Book bans relating to race and sexuality reach record-high numbers

In the past year, attempts to ban books concerning race and sexuality in American schools have increased exponentially, with parent groups aiming for more control over their kids’ education.  As a result, legislation such as Florida’s HB 1557, also known as the ‘Don’t Say Gay’ Bill, was recently signed into law, which prohibits conversation about sexuality and gender in classrooms K-3, and consequently, the teaching of any books relating to those topics as well. This law is not the only one banning conversation in schools — South Dakota, Missouri, and Texas have all reported record-high efforts to ban books that they claim to be divisive. Toni Morrison’s The Bluest Eye and George Matthew Johnson’s All Boys Aren’t Blue are both examples of targeted books that have been removed from schools in certain suburbs in Florida and Louisiana.
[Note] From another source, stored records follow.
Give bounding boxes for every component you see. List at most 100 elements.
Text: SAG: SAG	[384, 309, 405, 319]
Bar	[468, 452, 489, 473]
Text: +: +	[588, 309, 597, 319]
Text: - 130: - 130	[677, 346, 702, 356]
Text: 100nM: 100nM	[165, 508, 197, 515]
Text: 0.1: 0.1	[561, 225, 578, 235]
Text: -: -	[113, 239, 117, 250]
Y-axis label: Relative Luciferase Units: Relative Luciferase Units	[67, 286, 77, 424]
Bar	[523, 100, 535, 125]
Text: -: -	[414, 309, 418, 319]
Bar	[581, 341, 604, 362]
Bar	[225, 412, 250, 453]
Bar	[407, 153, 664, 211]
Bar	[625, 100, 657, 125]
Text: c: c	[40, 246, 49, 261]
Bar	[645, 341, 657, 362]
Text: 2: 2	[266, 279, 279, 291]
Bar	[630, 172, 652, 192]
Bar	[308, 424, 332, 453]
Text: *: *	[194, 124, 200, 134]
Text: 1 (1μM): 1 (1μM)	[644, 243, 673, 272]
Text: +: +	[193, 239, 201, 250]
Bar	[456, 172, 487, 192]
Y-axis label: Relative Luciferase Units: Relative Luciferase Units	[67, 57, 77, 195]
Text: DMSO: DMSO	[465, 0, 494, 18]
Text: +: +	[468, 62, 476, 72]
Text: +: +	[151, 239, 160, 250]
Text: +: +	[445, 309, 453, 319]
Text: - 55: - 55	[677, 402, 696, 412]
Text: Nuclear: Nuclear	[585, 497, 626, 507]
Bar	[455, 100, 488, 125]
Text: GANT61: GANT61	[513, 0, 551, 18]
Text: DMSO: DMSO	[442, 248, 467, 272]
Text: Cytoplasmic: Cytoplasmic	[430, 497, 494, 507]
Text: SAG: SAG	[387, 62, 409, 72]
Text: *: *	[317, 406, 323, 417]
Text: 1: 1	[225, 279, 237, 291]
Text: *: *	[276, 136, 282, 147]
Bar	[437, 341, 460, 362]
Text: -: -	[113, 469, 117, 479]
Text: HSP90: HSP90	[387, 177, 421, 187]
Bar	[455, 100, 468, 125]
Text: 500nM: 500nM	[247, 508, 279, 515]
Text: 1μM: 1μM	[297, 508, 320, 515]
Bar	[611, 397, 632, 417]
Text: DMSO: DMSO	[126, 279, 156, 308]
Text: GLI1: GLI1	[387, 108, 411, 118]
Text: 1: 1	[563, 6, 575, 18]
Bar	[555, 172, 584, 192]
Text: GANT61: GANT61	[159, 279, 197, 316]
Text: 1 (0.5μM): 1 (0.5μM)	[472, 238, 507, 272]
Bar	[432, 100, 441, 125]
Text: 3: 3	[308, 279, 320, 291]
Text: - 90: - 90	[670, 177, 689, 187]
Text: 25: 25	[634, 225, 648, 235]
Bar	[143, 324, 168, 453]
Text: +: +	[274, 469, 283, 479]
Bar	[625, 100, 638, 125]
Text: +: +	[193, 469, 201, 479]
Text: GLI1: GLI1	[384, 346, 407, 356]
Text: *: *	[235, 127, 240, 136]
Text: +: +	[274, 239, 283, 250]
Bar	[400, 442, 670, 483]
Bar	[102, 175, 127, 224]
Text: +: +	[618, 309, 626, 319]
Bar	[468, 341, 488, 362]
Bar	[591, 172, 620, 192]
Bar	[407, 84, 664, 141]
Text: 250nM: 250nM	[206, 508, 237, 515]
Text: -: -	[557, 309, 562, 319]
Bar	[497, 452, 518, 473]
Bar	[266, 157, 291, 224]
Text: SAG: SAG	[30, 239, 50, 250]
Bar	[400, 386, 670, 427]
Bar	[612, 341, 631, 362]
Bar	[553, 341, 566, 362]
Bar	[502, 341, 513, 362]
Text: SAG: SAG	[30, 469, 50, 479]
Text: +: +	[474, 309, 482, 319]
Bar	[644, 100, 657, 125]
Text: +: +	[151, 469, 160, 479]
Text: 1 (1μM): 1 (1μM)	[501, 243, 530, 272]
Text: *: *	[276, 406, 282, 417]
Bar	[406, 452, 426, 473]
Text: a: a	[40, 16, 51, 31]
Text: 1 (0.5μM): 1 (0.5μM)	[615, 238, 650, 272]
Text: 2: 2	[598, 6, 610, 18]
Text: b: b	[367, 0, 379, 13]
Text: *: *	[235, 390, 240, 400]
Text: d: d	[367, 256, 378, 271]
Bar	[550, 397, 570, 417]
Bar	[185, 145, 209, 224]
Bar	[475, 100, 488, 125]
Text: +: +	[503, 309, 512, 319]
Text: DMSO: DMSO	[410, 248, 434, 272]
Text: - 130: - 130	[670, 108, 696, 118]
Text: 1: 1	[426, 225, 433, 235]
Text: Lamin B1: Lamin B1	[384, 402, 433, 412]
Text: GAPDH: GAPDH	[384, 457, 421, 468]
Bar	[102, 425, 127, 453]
A Missouri bill prohibited the use of the New York Times’ “1619 Project” in schools because of its vivid and violent description of how slavery came to America. 

Backing these bills are none other than parents of the public education system. Moms for Liberty, a conservative organization founded by former school board members, pushes for greater censorship in schools K-12 as they believe it is the parents’ right to choose what is taught in their children’s schools. No Left Turn in Education also pushes for greater censorship, specifically against leftist views and critical race theory (CRT). For instance, So You Want to Talk About Race by Ijeoma Oluo and White Fragility by Robin Diangelo are two books that have been praised for providing an accessible and educational resource to those who want to learn more about racism in the United States. 

However, not all groups are advocating for greater censorship. Red, Wine, and Blue is another mom’s group that is against book bans and believes that educated professionals should be able to decide what books are taught in schools, as what may come across as “traumatic” to one child may be very beneficial to another child. President Biden has also spoken out against bans, noting that the ‘Don’t Say Gay’ bill is “hateful” and that he doesn’t endorse it. Additionally, the American Civil Liberties Union has filed suits against book-ban legislation as well, quoting a Supreme Court decision from 1982 that states “local school boards may not remove books from school library shelves simply because they dislike the ideas contained in the books.” 

Students have also started speaking out against book bans in their schools. Eighth-grader Joslyn Diffenbaugh at Kutztown Middle School in Pennsylvania founded a banned book club, jumpstarting the group with Animal Farm by George Orwell. Demonstrations have also made their way to Poolesville High School — freshman Nora Vencill recently led a walkout on Wednesday, April 6th to show solidarity and support for LGBTQ+ students after the passing of the ‘Don’t Say Gay’ Bill. 

“I was horrified,” Vencill said about her reaction to the bill. “Anybody in their right mind would be… I knew then that America was truly backsliding and I needed to take more action.” 

To some, these attempts may seem futile and not worth the effort, but many intellectuals fear that these book bans and limited conversation on divisive topics resemble historical events of extreme suppression and racism, and need to be pushed against in order to prevent cycles of oppression. Harvard lecturer George Soroka compared anti-CRT legislation with the attempt to whitewash and downplay the harsh reality of slavery.

“In the 1830s, all discussion of abolition was barred from the House of Representatives… the notion of abolishing slavery was not only a political threat, but it was also advanced and… sold on the belief that divisiveness, discomfort, things along those lines are bad for the public mind and a more docile population is a much more easily governed one,” human rights lawyer Eric Berkowitz said.